Anticiper les métiers en mutation
La transformation numérique et l’essor de l’IA générative accélèrent l’évolution des métiers. Certaines compétences deviennent rapidement obsolètes ; d’autres émergent sans référentiel stabilisé. « Les besoins évoluent extrêmement vite ; les entreprises doivent anticiper les capacités dont elles auront besoin dans 18 ou 24 mois. » Cette anticipation suppose un dialogue renforcé entre directions métiers et L&D, appuyé sur des données objectivées. Capabl Transform permet de traduire des orientations stratégiques en trajectoires concrètes de développement, avec séquençage, jalons et indicateurs consolidés. Il ne s’agit plus seulement de proposer des formations, mais de sécuriser des transitions métiers et de soutenir des transformations organisationnelles. Pour Guillaume Gérard, « Former plus vite ne suffit plus. Il faut construire des forces de travail réellement prêtes pour les défis futurs. » La plateforme s’inscrit dans cette logique d’anticipation structurée, où la cartographie dynamique alimente la planification des investissements et la priorisation des capacités critiques.
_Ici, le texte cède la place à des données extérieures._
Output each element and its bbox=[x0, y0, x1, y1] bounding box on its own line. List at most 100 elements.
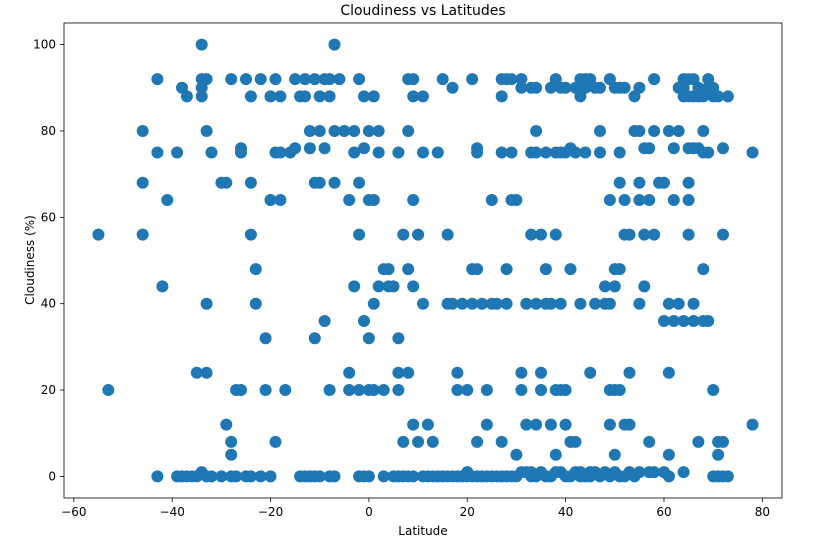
data-point bbox=[608, 280, 621, 293]
data-point bbox=[682, 176, 695, 189]
data-point bbox=[574, 297, 587, 310]
data-point bbox=[274, 90, 287, 103]
x-tick-label: −20 bbox=[258, 505, 283, 519]
data-point bbox=[613, 263, 626, 276]
data-point bbox=[412, 228, 425, 241]
x-tick-label: −40 bbox=[160, 505, 185, 519]
data-point bbox=[520, 418, 533, 431]
data-point bbox=[407, 90, 420, 103]
data-point bbox=[712, 90, 725, 103]
data-point bbox=[190, 366, 203, 379]
data-point bbox=[387, 280, 400, 293]
data-point bbox=[682, 228, 695, 241]
data-point bbox=[667, 315, 680, 327]
data-point bbox=[667, 194, 680, 206]
data-point bbox=[308, 332, 321, 345]
data-point bbox=[328, 125, 341, 137]
data-point bbox=[431, 146, 444, 159]
data-point bbox=[599, 280, 611, 293]
x-tick-label: 60 bbox=[656, 505, 671, 519]
chart-title: Cloudiness vs Latitudes bbox=[340, 3, 505, 19]
data-point bbox=[603, 418, 616, 431]
data-point bbox=[515, 384, 528, 396]
data-point bbox=[313, 125, 326, 137]
data-point bbox=[200, 73, 213, 86]
data-point bbox=[530, 81, 543, 94]
data-point bbox=[343, 194, 356, 206]
data-point bbox=[225, 73, 238, 86]
data-point bbox=[594, 146, 606, 159]
data-point bbox=[367, 384, 380, 396]
data-point bbox=[544, 81, 557, 94]
data-point bbox=[510, 194, 523, 206]
data-point bbox=[441, 228, 454, 241]
x-axis: −60 −40 −20 0 20 40 60 80 bbox=[61, 498, 770, 519]
data-point bbox=[161, 194, 174, 206]
data-point bbox=[603, 194, 616, 206]
data-point bbox=[372, 125, 385, 137]
data-point bbox=[417, 90, 429, 103]
data-point bbox=[299, 90, 311, 103]
data-point bbox=[303, 125, 316, 137]
x-tick-label: 40 bbox=[558, 505, 573, 519]
data-point bbox=[471, 146, 484, 159]
data-point bbox=[367, 90, 380, 103]
data-point bbox=[220, 418, 233, 431]
y-tick-label: 80 bbox=[41, 124, 56, 138]
data-point bbox=[559, 81, 572, 94]
data-point bbox=[535, 366, 547, 379]
data-point bbox=[362, 332, 375, 345]
data-point bbox=[495, 146, 508, 159]
data-point bbox=[407, 73, 420, 86]
data-point bbox=[471, 435, 484, 448]
data-point bbox=[613, 146, 626, 159]
data-point bbox=[677, 466, 690, 479]
data-point bbox=[461, 384, 474, 396]
data-point bbox=[613, 384, 626, 396]
data-point bbox=[643, 142, 656, 155]
data-point bbox=[603, 73, 616, 86]
data-point bbox=[559, 418, 572, 431]
y-tick-label: 100 bbox=[33, 38, 56, 52]
data-point bbox=[476, 297, 488, 310]
data-point bbox=[613, 176, 626, 189]
y-tick-label: 40 bbox=[41, 297, 56, 311]
data-point bbox=[515, 73, 528, 86]
data-point bbox=[392, 384, 405, 396]
data-point bbox=[249, 297, 262, 310]
data-point bbox=[274, 194, 287, 206]
data-point bbox=[240, 73, 252, 86]
data-point bbox=[594, 125, 606, 137]
data-point bbox=[717, 435, 729, 448]
data-point bbox=[485, 194, 498, 206]
data-point bbox=[721, 90, 734, 103]
data-point bbox=[392, 366, 405, 379]
data-point bbox=[623, 366, 636, 379]
data-point bbox=[323, 73, 336, 86]
y-axis-label: Cloudiness (%) bbox=[23, 215, 37, 305]
data-point bbox=[397, 435, 410, 448]
data-point bbox=[235, 384, 247, 396]
data-point bbox=[377, 470, 390, 483]
data-point bbox=[358, 315, 370, 327]
data-point bbox=[633, 125, 646, 137]
data-point bbox=[717, 228, 729, 241]
data-point bbox=[328, 470, 341, 483]
data-point bbox=[338, 125, 351, 137]
data-point bbox=[702, 73, 715, 86]
data-point bbox=[608, 448, 621, 461]
data-point bbox=[264, 90, 277, 103]
data-point bbox=[259, 332, 272, 345]
data-point bbox=[417, 297, 429, 310]
y-tick-label: 20 bbox=[41, 383, 56, 397]
data-point bbox=[264, 194, 277, 206]
data-point bbox=[480, 418, 493, 431]
data-point bbox=[244, 90, 257, 103]
data-point bbox=[500, 297, 513, 310]
data-point bbox=[254, 73, 267, 86]
y-tick-label: 60 bbox=[41, 210, 56, 224]
data-point bbox=[244, 176, 257, 189]
data-point bbox=[180, 90, 193, 103]
data-point bbox=[348, 280, 361, 293]
data-point bbox=[225, 435, 238, 448]
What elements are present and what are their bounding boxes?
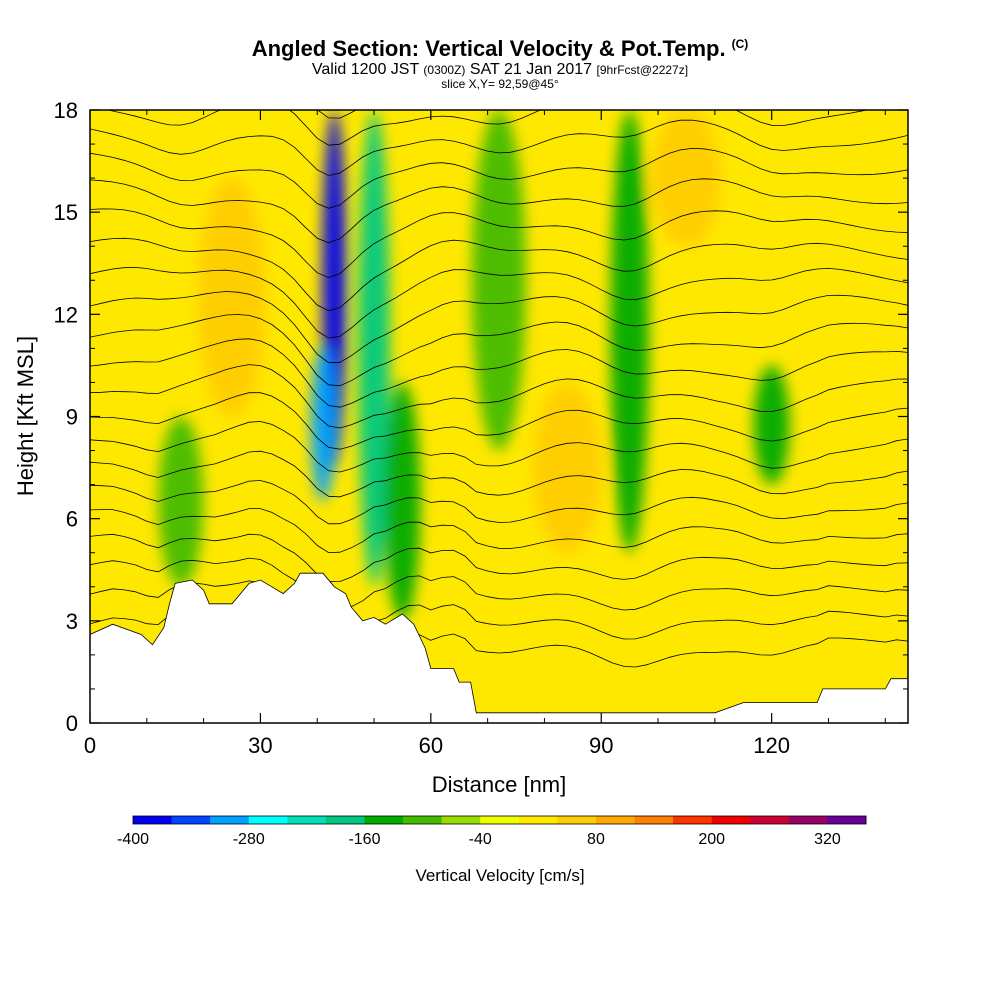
- theta-contour: [90, 314, 908, 387]
- velocity-feature-downdraft: [158, 416, 204, 587]
- theta-contour: [90, 178, 908, 244]
- colorbar-swatch: [403, 816, 443, 824]
- colorbar-swatch: [133, 816, 173, 824]
- y-tick-label: 0: [66, 711, 78, 736]
- colorbar-swatch: [325, 816, 365, 824]
- theta-contour: [106, 110, 869, 146]
- theta-contour: [90, 557, 908, 611]
- potential-temperature-contours: [90, 32, 908, 668]
- theta-contour: [90, 364, 908, 429]
- theta-contour: [90, 392, 908, 450]
- valid-time: Valid 1200 JST: [311, 61, 419, 78]
- theta-contour: [90, 533, 908, 583]
- velocity-features: [158, 110, 790, 621]
- velocity-feature-downdraft: [384, 382, 421, 621]
- y-axis-label: Height [Kft MSL]: [13, 336, 38, 496]
- colorbar-label: Vertical Velocity [cm/s]: [415, 866, 584, 885]
- colorbar-swatch: [634, 816, 674, 824]
- colorbar-swatch: [711, 816, 751, 824]
- y-tick-label: 18: [54, 98, 78, 123]
- theta-contour: [90, 32, 908, 94]
- colorbar-swatch: [248, 816, 288, 824]
- y-tick-label: 9: [66, 405, 78, 430]
- terrain: [90, 572, 908, 723]
- velocity-feature-downdraft: [310, 348, 335, 502]
- velocity-feature-downdraft: [358, 110, 390, 587]
- colorbar-tick-label: -400: [117, 831, 149, 848]
- colorbar-frame: [132, 815, 867, 825]
- slice-info: slice X,Y= 92,59@45°: [441, 77, 559, 91]
- colorbar-tick-label: -160: [348, 831, 380, 848]
- forecast-info: [9hrFcst@2227z]: [596, 63, 689, 77]
- colorbar-tick-label: -40: [469, 831, 492, 848]
- colorbar-swatch: [480, 816, 520, 824]
- colorbar-swatch: [827, 816, 867, 824]
- theta-contour: [90, 508, 908, 554]
- x-tick-label: 30: [248, 733, 272, 758]
- y-tick-label: 15: [54, 200, 78, 225]
- colorbar-swatch: [788, 816, 828, 824]
- colorbar-tick-label: 200: [698, 831, 725, 848]
- x-axis-label: Distance [nm]: [432, 772, 567, 797]
- theta-contour: [90, 480, 908, 525]
- valid-date: SAT 21 Jan 2017: [469, 61, 593, 78]
- theta-contour: [90, 421, 908, 473]
- y-tick-label: 6: [66, 507, 78, 532]
- colorbar-swatch: [750, 816, 790, 824]
- y-tick-label: 3: [66, 609, 78, 634]
- chart-title: Angled Section: Vertical Velocity & Pot.…: [251, 36, 749, 61]
- plot-area: [90, 32, 908, 723]
- copyright-mark: (C): [731, 36, 749, 51]
- velocity-feature-downdraft: [753, 365, 790, 485]
- velocity-feature-updraft: [533, 382, 602, 553]
- colorbar: -400 -280 -160 -40 80 200 320: [117, 815, 867, 848]
- theta-contour: [90, 147, 908, 209]
- theta-contour: [90, 450, 908, 498]
- theta-contour: [90, 580, 908, 640]
- theta-contour: [90, 338, 908, 408]
- theta-contour: [90, 208, 908, 279]
- velocity-feature-updraft: [198, 178, 267, 417]
- valid-zulu: (0300Z): [423, 63, 466, 77]
- theta-contour: [90, 119, 908, 176]
- x-tick-label: 90: [589, 733, 613, 758]
- chart-subtitle: Valid 1200 JST (0300Z) SAT 21 Jan 2017 […: [0, 61, 1000, 79]
- theta-contour: [90, 266, 908, 339]
- axes: 0 30 60 90 120 0 3 6 9 12 15 18: [54, 98, 908, 758]
- colorbar-swatch: [171, 816, 211, 824]
- velocity-feature-updraft: [652, 110, 721, 247]
- colorbar-swatch: [595, 816, 636, 824]
- y-tick-label: 12: [54, 302, 78, 327]
- colorbar-swatch: [673, 816, 713, 824]
- theta-contour: [90, 291, 908, 364]
- colorbar-tick-label: 320: [814, 831, 841, 848]
- velocity-feature-downdraft: [610, 110, 649, 553]
- x-tick-label: 120: [753, 733, 790, 758]
- x-tick-label: 60: [419, 733, 443, 758]
- colorbar-tick-label: -280: [233, 831, 265, 848]
- colorbar-swatch: [364, 816, 404, 824]
- colorbar-swatch: [518, 816, 558, 824]
- colorbar-swatch: [287, 816, 327, 824]
- colorbar-tick-label: 80: [587, 831, 605, 848]
- x-tick-label: 0: [84, 733, 96, 758]
- colorbar-swatch: [557, 816, 597, 824]
- colorbar-swatch: [441, 816, 481, 824]
- velocity-feature-downdraft: [472, 110, 526, 451]
- theta-contour: [90, 237, 908, 312]
- colorbar-swatch: [210, 816, 250, 824]
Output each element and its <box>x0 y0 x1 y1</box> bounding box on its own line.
Pratiquer pour ancrer, mesurer pour piloter
Le développement des compétences ne peut rester théorique. Des dispositifs de simulation conversationnelle permettent aux collaborateurs de s’entraîner dans des contextes réalistes et multilingues, proches des situations professionnelles. « Sans mise en pratique, la compétence se perd rapidement. » L’objectif est d’ancrer durablement les apprentissages et d’en observer la traduction opérationnelle. La mesure devient structurante. « Ce qui compte, ce n’est pas le volume de formation délivrée, mais l’impact observé. » La plateforme permet de suivre les progrès, d’identifier les zones d’amélioration et d’ajuster les trajectoires en conséquence, en lien avec les managers et les métiers. L’adoption peut être progressive, module par module, selon la maturité des organisations et leur stratégie compétences. « Nous pouvons déployer l’ensemble du système ou certaines briques selon la stratégie du client. » Le lancement mondial de Capabl s’inscrit dans cette dynamique : faire de l’écosystème numérique de formation un levier structurant de la stratégie compétences, gouverné par la donnée, soutenu par l’IA et orienté vers une performance observable et durable.